Despite the ups and downs of forestry as a commodity-based industry, the bioenergy sector is poised to take it in a futuristic direction.

That message emerged from a number of expert observers during the early discussions at the 2014 International Bioenergy Conference and Exhibition, which finishes June 13 at the Prince George Civic Centre.

BC Bioenergy Network executive director Michael Weedon said “we are blessed with an abundance here” of the basic material used in bioenergy: trees. Wood pellets is the flagship product in the bioenergy industry, but it also includes things like grain- and corn-based fuels, diesel from decomposed kitchen scraps, converted pulp mill waste, agricultural waste, and others.

“There is a prize for all of us in job creation,” Weedon said. “We estimate 100,000 direct jobs can be created from full utilization of bioenergy in B.C. We are part of a sunrise industry.”

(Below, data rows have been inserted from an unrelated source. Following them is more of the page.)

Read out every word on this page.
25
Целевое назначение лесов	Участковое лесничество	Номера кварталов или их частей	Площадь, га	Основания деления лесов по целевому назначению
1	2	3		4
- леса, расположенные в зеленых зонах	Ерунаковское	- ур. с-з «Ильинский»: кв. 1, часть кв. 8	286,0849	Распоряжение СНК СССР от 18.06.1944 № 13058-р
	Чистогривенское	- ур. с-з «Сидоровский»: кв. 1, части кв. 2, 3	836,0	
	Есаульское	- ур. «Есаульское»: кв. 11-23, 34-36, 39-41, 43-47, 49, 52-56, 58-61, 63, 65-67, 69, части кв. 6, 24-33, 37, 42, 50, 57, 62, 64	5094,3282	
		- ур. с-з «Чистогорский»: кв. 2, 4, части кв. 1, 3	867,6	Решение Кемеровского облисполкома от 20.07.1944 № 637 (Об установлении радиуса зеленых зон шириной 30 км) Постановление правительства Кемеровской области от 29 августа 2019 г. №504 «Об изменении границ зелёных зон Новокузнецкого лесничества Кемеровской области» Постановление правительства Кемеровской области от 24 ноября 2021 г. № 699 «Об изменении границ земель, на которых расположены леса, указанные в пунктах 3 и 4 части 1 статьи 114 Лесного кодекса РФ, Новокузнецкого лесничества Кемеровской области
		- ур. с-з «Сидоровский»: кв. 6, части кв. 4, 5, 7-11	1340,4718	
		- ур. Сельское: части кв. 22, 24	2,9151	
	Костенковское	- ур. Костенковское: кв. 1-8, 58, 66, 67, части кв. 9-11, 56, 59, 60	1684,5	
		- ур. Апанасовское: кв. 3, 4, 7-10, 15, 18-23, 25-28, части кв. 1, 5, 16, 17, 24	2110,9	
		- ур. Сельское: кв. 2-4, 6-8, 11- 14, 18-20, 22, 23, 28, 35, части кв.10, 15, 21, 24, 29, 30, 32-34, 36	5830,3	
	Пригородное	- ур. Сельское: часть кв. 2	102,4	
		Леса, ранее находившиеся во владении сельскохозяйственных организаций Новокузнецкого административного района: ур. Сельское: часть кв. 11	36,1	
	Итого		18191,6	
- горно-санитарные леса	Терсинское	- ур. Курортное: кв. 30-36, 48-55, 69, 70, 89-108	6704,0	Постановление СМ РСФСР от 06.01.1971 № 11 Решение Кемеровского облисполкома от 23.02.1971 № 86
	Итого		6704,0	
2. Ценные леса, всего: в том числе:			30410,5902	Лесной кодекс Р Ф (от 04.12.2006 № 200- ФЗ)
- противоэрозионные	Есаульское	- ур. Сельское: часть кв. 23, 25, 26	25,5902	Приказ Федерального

That was echoed and amplified by one of the keynote speakers, author and researcher Chris Turner, whose most recent book is The Leap: How to Survive and Thrive In the Sustainable Economy. If anything, said Turner, the B.C. bioenergy potential is even more exciting than Weedon’s vision because Canada is so far behind other jurisdictions on setting up a culture of energy self-sufficiency, while at the same time having an embarrassment of riches in not just bioenergy but also untapped wind and solar resources.

“We are slowly exhausting - and some say not so slowly - the planet’s ability to sustain life for us,” he said. “New-school thinking is well underway that puts humans in control of having the lifestyle to which we have become accustomed without dealing a fatal blow to the environment. We just have to push government, the private sector, and initially ourselves to move in those directions.

“A lot of the heavy lifting has actually been done already in the past 10 to 15 years,” he said, then outlined a number of initiatives from Germany, Denmark and here in Canada where energy efficiency combined with new energy generation tools were turning household and municipal energy deficits into energy producers. These were not projections, he said, they were underway with a track record of success over time.

“We have world-class bioenergy, wind and solar resources,” he said. “Really, this is the dawn of a time of change and I congratulate the people in this room for helping us get there.”